INTRODUCTION

La recherche développée dans cette thèse étudie une grande fonction du système cognitif humain : la fonction mnésique. Nous tenterons de comprendre ce qu’est la mémoire en départageant deux grandes conceptions : 1. La mémoire est composée de différents systèmes stockant différents types de représentations. 2. La mémoire est un seul système au sein duquel émergent différents types de représentations grâce à la nature distribuée des informations. En nous situant dans cette dernière perspective, notre objectif est de comprendre la nature et le format d’une représentation en mémoire à long terme à travers l’étude des effets de prototypie et de distance perceptive entre les informations traitées.

Les nombreux travaux sur la mémoire ont engendré des paradigmes théoriques et expérimentaux très différents, voire des perspectives opposées.

Les théories prototypiques de la représentation d’un concept mettent l’accent sur l’abstraction automatique de l’information catégorielle. Les modèles qui en découlent ont mis en avant l’importance de la diffusion de l’activation dans un réseau sémantique (Quillian, 1969), de la fréquence de l’information (Freedman & Loftus, 1971) et de sa prototypie (Rosch & Mervis, 1975).

Les théories des différents systèmes mnésiques suggèrent une indépendance entre différents types de représentations : épisodiques, sémantiques, déclaratives, procédurales (Tulving, 1984, 1985 ; Anderson, 1983, 1989). Elles se fondent sur les différentes formes de dissociation, notamment les dissociations entre tâches selon lesquelles une variable peut avoir un effet sur les performances dans une tâche donnée et non dans une autre.

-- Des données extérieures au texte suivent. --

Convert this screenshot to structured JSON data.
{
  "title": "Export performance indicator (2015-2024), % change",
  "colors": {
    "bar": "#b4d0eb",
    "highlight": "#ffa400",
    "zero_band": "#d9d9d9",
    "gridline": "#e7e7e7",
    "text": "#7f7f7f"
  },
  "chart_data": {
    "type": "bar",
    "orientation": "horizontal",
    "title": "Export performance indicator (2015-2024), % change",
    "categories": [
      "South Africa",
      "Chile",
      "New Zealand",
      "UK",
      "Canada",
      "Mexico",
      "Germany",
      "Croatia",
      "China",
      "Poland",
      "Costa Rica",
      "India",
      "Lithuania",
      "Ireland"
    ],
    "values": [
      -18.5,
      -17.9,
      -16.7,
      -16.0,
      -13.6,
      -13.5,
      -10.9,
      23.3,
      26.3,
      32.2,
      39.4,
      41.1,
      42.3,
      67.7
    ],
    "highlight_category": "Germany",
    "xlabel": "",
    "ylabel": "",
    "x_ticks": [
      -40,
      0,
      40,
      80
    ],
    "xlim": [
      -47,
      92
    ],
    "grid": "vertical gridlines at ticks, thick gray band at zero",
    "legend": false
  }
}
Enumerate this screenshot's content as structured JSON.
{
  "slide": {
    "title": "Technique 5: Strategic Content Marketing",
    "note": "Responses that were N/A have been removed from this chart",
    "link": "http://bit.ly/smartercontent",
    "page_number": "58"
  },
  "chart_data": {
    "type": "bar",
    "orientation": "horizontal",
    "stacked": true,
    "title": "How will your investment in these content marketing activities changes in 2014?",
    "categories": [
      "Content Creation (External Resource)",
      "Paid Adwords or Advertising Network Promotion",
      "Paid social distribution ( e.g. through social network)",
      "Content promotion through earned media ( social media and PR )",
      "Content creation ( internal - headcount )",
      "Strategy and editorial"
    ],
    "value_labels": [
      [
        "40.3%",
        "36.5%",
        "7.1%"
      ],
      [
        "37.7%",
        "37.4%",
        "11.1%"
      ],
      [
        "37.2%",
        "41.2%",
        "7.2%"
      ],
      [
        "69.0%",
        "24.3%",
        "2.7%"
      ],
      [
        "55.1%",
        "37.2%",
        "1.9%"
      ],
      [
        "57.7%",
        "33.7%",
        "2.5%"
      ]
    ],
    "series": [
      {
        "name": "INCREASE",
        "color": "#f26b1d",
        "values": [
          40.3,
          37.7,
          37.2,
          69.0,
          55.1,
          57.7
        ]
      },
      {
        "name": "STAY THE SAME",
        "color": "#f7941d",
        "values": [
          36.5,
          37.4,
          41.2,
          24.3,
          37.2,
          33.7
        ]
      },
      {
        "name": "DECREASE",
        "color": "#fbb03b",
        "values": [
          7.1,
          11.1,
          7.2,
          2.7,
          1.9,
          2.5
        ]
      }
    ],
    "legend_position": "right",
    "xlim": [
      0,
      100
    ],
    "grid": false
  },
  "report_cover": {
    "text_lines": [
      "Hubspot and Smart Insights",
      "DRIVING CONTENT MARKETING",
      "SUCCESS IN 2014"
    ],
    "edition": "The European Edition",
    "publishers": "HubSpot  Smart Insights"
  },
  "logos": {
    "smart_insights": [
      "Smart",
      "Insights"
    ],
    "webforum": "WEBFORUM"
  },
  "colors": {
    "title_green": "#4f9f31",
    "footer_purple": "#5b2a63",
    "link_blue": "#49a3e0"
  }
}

Les interprétations épisodiques supposent que les représentations en mémoire, quelle que soit leur nature, sont le produit de la rétention d’expériences particulières. Elles sont symbolisées par des exemples (Medin & Schaffer, 1978 ; Nosofsky, 1986, 1988, 1991) ou des traces multiples (Hintzman, 1986) qui s’accumulent dans un seul système de mémoire. La similarité entre traces ou exemples est un déterminant majeur de leur récupération.

D’autres interprétations d’un seul système de mémoire ne partagent pas cette définition de l’unité mnésique trop statique et peu économique. Les traces ne seraient pas des entités tangibles qui s’accumulent mais des configurations actives d’informations à un moment donné. Selon Whittlesea (1987, 1990), leur format est variable en fonction de la spécificité de l’expérience, un stimulus est traité comme un tout ou des parties séparées selon le degré d’intégration de ses composants dans une tâche donnée. Les informations sont codées sur un mode distribué et récupérées en parallèle, d’où l’existence d’un réseau à l’instar du système nerveux. Les représentations en mémoire émergent des propriétés de ce réseau à travers la catégorisation des multiples informations qui y sont traitées, l’identification perceptive étant déjà un processus de catégorisation. Cette perspective dans laquelle se situe notre recherche met l’accent sur la variabilité de l’encodage et de la récupération de l’information (Whittlesea, 1987, 1990). La distance perceptive entre les unités mnésiques a une influence majeure dans la structuration des représentations.

Ces points de vue trouvent leurs sources théoriques dans les différentes conceptions de la représentation à l’intérieur de grandes disciplines comme la psychologie cognitive ou les neurosciences. De ces différentes conceptions découlent deux grands paradigmes : le paradigme cognitiviste et le paradigme connexionniste à l’intérieur desquels modèles et théories s’opposent et se complètent.

Le chapitre A présente différents points de vue quand à la notion de représentation : le point de vue de la psychologie cognitive proche du fonctionnement de l’ordinateur, le point de vue de la psychologie génétique qui étudie la genèse des représentations, le point de vue de la psychologie animale qui retrace leur évolution et enfin, le point de vue des neurosciences qui trouve ses sources dans le fonctionnement du cerveau.

Le chapitre B présente, de manière non exhaustive, les différentes modélisations qui en découlent pour arriver à celle qui nous paraît la plus pertinente dans l’explication des phénomènes mnésiques. Nous décrivons des modèles dits abstractionnistes ou symboliques, des modèles dits épisodiques, et enfin l’architecture connexionniste.

Le chapitre C présente le paradigme expérimental de Whittlesea (1987) dont nous nous sommes inspirés dans nos expériences.

Les chapitres D, E et F présentent la partie expérimentale de notre recherche. Nous avons étudié les effets de la prototypie et de la distance perceptive entre deux stimuli à travers des tâches de catégorisation et de discrimination de pseudomots.

Le chapitre G est une une discussion générale sur les aspects théoriques et expérimentaux de notre recherche.